Prove a Tight Lower Bound on a Latin Square's Lower-Triangle Sum
Company: Optiver
Role: Data Scientist
Category: Software Engineering Fundamentals
Difficulty: medium
Interview Round: Technical Screen
Consider an $n \times n$ grid ($n \ge 1$) filled with integers so that every row contains each of the numbers $1, 2, \ldots, n$ exactly once, and every column also contains each of $1, 2, \ldots, n$ exactly once — like a completed Sudoku, but without the sub-box constraint (a Latin square).
Let $L$ denote the sum of all entries **on or below the main diagonal**, i.e., the sum over cells $(i, j)$ with $i \ge j$, where $i$ is the row index and $j$ is the column index.
Prove that for every such grid
$$L \;\ge\; \frac{n(n+1)(n+2)}{6},$$
and show that the bound is tight by exhibiting, for every $n$, a grid that attains it.
```hint Slice the triangle by columns
Column $j$ meets the lower-triangular region in exactly $n - j + 1$ cells (rows $j$ through $n$), and those cells hold pairwise distinct values from $\{1, \dots, n\}$. What is the smallest possible sum of $n - j + 1$ distinct values from that set?
```
```hint The closing summation
Summing the per-column minimum over all $n$ columns leaves you adding up $n$ consecutive triangular numbers, $\binom{2}{2} + \binom{3}{2} + \cdots + \binom{n+1}{2}$. There is a standard identity for a running sum of triangular numbers — what family of binomial coefficients does it belong to, and what closed form does it collapse to?
```
```hint Attaining equality
For the bound to be tight, the lower part of column $j$ must hold exactly the set $\{1, \dots, n-j+1\}$ for every $j$ simultaneously. Grids whose rows are successive cyclic shifts of one another are a good family to try.
```
### Constraints & Assumptions
- $n$ is an arbitrary positive integer; the inequality must hold for all $n$.
- "On or below the main diagonal" includes the diagonal cells $(i, i)$; the region contains $n(n+1)/2$ cells.
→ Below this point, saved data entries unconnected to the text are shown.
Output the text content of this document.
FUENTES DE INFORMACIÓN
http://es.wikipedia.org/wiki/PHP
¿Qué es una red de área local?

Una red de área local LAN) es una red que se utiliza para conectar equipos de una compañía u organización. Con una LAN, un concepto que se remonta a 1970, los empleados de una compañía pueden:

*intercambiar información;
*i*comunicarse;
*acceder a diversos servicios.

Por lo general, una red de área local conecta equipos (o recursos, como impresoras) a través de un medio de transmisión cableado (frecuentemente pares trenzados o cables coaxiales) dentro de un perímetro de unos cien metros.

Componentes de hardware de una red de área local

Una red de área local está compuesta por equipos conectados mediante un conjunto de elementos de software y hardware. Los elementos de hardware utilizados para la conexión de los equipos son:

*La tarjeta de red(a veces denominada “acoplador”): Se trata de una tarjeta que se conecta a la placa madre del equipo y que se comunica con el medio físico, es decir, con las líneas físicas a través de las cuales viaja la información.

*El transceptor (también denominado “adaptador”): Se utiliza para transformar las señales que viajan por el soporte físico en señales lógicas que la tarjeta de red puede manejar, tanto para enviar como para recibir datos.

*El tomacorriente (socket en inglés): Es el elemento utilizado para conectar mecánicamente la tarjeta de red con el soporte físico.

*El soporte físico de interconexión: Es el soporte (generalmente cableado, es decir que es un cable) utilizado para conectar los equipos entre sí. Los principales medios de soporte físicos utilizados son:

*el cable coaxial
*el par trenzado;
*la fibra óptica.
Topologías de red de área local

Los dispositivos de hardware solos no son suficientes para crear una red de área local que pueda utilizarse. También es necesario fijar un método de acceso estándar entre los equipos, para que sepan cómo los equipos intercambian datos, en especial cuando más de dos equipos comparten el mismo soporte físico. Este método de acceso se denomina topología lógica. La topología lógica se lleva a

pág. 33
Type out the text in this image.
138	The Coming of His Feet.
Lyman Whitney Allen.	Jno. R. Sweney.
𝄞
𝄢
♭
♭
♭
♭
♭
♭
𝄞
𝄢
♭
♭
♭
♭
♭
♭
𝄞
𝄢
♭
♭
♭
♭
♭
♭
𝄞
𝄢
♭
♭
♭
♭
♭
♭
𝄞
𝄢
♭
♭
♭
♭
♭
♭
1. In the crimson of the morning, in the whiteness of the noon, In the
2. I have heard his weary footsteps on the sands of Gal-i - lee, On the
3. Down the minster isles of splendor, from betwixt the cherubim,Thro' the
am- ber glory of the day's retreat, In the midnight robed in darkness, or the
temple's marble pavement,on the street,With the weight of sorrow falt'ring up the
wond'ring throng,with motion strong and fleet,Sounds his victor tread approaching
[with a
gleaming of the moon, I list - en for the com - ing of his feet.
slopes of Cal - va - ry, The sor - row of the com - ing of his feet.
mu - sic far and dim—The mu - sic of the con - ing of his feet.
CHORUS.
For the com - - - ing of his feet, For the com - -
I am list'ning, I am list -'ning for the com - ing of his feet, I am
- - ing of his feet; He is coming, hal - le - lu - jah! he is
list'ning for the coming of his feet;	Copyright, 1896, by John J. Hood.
- Only the row and column permutation properties are assumed — there is no Sudoku box constraint.
- A complete answer proves the inequality and demonstrates a grid achieving equality.
### Clarifying Questions to Ask
- Does the lower-triangular region include the main diagonal itself, or only the cells strictly below it?
- Is the grid constrained in both directions (every row *and* every column is a permutation), or only one?
- Am I asked only to prove the inequality, or also to show that the constant cannot be improved?
- Is $n$ arbitrary, or fixed (for example $9$, as in actual Sudoku)?
### What a Strong Answer Covers
- A decomposition of the lower-triangular region that reduces the global claim to independent local claims (per column or per row).
- Correct use of distinctness: the minimum possible sum of $k$ pairwise distinct values from $\{1, \dots, n\}$, applied to each slice, followed by a clean closed-form summation.
- Identifying which of the given constraints the inequality actually relies on, and stating the argument at that level of generality.
- An explicit construction achieving equality, with verification both that it is a valid grid and that every per-slice minimum is attained simultaneously.
### Follow-up Questions
- What is the corresponding tight lower bound for the region *strictly* below the diagonal, and does your construction still achieve it?
- What is the maximum possible value of $L$, and how does it follow from your minimum via a symmetry of Latin squares?
- Your proof of the inequality likely never used one of the two permutation constraints — which one, and does the tightness construction still need both?
- How does the argument adapt to the region on or below the main anti-diagonal?